Earthfix quotes the representative of the local miners:
“We were the government in this area and the miners made their own rules. We could hang people. We could condemn your property -- so I could dump tailings in your living room,” he says. “Nothing could get in the way of mining in those days.”That "nothing" was in fact the native peoples who objected to the miners' destruction of their land and food sources. Some have called it genocide. But the Earthfix article let this statement pass. There is no mention of the consequences of this' authoritarian, single-mined and intolerant mindset. We have to look to other accounts of history for what happened:
"Mining debris poured down the Illinois, Rogue, South Coquille and South Umpqua Rivers. The salmon runs diminished; the eels died. Crayfish, fresh water mussels and trout choked on the flood of mud. Starvation threatened.
The mining districts--whether in the Rogue River country or the Blue Mountains of northeastern Oregon--caused major ecological disruption. The rush for quick wealth through mineral exploitation unraveled nature's ways and long-established human subsistence activities. Then came the "exterminators"--unprincipled men who believed only dead Indians were good Indians. They formed volunteer companies and perpetrated massacres against the Chetco Indians in 1853, the Lower Coquille Indians in 1854, and in wanton aggression against Takelma Indians camped near the Table Rock Reservation in 1855."Read the Oregon Bluebook's section on the Indian Wars.
It's not the discovery of gold in Southwest Oregon that we should be remembering on a bridge overlooking the Illinois River, or the rule of law of the miners. Instead we should remember the death of cultures and people and the damage to the rivers and this biologically rich corner of Oregon that resulted from the discovery of gold.
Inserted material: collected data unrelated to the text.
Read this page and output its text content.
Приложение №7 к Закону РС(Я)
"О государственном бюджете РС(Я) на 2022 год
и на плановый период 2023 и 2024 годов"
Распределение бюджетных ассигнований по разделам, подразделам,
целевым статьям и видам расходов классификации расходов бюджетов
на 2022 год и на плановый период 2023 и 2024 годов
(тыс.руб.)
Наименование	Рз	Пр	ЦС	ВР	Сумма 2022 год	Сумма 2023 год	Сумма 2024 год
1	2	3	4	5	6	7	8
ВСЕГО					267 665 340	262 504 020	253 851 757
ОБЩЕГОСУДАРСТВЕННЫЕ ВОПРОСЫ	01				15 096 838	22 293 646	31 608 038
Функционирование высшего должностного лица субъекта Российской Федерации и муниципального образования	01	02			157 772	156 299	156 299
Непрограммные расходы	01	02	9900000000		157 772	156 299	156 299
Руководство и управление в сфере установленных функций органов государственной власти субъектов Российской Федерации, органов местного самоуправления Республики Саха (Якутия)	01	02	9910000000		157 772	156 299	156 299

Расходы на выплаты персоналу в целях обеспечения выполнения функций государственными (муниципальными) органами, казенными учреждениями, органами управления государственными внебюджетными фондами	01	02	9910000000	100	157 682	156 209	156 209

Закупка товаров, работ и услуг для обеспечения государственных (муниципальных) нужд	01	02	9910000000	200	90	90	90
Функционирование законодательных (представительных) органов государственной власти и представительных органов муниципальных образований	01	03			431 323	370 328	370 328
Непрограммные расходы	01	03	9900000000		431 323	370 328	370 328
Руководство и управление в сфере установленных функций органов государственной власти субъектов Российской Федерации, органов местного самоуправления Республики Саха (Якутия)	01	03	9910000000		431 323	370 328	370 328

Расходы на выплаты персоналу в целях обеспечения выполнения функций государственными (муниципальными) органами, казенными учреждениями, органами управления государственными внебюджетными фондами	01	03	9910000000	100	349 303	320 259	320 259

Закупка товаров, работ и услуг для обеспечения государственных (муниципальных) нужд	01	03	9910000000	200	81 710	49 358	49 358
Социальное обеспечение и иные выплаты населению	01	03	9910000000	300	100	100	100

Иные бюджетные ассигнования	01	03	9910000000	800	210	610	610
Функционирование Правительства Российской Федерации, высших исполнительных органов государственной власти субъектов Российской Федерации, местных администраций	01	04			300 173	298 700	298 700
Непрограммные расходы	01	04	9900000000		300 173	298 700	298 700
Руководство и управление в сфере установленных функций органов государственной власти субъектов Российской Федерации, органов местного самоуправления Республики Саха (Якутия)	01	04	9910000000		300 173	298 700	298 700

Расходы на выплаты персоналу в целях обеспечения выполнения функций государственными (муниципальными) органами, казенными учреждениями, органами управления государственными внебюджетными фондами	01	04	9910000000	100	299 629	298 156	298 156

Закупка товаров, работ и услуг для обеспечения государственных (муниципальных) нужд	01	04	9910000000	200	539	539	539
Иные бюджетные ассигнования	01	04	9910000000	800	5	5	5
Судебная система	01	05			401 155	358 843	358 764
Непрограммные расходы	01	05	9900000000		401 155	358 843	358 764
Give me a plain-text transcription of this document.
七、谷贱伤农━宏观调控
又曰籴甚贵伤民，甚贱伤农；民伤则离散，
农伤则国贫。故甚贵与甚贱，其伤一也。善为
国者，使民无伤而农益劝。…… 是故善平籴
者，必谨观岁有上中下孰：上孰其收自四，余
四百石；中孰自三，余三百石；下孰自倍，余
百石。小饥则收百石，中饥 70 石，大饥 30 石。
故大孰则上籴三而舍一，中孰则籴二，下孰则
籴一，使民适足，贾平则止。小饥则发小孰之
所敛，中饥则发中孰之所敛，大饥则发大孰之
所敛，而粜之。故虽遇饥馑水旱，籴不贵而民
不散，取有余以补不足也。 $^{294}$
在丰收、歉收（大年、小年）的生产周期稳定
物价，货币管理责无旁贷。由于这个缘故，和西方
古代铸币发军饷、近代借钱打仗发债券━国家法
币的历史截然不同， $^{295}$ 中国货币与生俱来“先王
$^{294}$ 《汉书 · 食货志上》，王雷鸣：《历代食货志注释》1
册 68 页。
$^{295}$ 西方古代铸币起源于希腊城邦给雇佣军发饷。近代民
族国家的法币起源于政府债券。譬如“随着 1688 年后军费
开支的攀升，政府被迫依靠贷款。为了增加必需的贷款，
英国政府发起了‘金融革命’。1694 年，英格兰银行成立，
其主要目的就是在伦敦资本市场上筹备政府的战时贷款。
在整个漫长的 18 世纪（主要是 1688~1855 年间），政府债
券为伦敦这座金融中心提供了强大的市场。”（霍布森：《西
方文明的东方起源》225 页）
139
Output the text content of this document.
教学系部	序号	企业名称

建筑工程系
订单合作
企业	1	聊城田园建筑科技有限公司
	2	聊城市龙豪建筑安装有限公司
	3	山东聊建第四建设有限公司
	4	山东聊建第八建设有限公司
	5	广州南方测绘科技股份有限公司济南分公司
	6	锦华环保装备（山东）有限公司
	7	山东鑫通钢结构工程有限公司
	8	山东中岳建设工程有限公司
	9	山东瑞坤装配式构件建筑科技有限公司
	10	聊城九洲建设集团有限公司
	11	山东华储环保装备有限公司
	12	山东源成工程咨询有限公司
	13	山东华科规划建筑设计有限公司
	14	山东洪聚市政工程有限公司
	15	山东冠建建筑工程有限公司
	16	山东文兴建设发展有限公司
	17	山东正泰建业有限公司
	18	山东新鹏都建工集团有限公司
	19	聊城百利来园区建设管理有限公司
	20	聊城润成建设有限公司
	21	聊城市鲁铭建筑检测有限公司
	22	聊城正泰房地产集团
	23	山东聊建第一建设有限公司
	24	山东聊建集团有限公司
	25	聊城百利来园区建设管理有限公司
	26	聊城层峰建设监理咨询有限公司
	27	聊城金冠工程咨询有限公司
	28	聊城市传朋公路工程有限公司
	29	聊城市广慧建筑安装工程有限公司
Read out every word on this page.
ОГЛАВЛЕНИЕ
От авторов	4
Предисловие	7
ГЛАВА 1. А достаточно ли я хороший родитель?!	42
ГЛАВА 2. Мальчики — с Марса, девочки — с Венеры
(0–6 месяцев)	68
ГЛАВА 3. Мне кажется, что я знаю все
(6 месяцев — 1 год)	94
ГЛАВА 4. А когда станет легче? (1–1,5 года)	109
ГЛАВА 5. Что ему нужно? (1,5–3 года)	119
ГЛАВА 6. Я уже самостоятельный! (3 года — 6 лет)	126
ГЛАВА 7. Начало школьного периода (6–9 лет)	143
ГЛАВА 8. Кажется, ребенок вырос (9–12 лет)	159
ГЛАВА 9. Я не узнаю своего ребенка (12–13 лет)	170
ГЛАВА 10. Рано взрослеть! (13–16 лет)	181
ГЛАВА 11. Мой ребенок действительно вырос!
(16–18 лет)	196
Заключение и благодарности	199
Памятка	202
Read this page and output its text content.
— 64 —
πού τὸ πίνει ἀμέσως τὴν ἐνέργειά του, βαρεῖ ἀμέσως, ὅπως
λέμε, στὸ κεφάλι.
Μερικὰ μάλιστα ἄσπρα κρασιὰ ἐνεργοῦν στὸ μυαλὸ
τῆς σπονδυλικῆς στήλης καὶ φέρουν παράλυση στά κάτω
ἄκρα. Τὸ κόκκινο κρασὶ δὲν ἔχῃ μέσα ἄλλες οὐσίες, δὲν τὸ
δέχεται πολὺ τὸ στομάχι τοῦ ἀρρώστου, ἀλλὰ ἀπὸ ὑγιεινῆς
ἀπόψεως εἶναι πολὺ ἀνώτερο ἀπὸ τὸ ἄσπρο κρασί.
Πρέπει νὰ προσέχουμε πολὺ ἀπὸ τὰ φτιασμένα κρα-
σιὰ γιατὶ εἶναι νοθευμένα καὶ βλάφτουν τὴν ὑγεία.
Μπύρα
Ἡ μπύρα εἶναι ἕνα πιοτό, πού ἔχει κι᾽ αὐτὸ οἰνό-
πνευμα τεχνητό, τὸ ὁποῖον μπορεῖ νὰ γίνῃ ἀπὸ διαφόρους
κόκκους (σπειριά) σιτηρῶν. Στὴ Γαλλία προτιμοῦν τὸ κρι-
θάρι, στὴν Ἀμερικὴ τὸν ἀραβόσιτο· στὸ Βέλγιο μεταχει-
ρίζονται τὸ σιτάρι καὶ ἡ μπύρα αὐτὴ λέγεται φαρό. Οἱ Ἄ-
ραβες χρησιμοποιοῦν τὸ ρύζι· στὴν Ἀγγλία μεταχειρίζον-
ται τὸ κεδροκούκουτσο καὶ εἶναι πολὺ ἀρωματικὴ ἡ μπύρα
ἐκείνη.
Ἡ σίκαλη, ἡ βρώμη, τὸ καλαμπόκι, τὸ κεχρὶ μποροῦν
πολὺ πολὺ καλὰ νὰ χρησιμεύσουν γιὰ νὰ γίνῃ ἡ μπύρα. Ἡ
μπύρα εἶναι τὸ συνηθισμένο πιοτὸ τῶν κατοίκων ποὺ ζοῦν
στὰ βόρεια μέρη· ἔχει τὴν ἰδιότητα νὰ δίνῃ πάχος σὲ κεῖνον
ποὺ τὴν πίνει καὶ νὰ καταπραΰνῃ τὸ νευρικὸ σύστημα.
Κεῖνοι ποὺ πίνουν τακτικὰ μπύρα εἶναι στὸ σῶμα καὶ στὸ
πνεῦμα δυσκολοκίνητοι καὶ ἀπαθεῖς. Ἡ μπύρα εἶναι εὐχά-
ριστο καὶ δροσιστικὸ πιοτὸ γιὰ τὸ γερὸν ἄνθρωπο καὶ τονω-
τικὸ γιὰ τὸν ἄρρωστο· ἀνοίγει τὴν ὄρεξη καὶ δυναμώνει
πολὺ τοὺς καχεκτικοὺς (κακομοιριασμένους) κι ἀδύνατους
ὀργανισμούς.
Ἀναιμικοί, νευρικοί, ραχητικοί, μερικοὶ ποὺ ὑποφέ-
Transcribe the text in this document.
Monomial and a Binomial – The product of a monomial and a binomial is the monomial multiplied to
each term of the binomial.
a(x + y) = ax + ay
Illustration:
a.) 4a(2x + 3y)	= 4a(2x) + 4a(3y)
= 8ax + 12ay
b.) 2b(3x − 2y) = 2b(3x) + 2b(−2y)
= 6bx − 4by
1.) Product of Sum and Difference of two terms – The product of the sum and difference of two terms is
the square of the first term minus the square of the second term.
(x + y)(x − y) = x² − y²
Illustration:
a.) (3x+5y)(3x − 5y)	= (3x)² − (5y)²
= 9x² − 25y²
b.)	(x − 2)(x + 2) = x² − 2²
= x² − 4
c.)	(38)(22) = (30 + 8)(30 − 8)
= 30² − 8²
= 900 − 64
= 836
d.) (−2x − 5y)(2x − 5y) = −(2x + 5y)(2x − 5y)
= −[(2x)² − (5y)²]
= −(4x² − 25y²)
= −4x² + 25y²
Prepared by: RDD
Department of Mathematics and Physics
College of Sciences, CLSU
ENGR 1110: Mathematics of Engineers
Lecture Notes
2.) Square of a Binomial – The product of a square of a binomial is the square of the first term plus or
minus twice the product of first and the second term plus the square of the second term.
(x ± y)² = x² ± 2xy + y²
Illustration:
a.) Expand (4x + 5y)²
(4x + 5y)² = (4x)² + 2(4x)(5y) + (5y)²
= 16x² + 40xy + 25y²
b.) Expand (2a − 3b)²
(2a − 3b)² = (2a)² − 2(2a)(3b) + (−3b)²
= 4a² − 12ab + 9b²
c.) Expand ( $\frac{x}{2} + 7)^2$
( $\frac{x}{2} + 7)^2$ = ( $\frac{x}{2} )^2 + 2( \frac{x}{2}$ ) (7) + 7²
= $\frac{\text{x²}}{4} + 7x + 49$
And we should take no pride in what is a violent and racist past.
If the media just accepts the miner's account of history without challenge, the myth will be perpetuated with each the telling of their indignant stories of how they are wronged. The hope is that Earthfix and Jefferson Public Radio—in addition to reporting what each side in the current struggle to bring some regulation to mining says—will begin to tell to the real mining history of Southwest Oregon and the tragedies that ensued from the discovery of gold.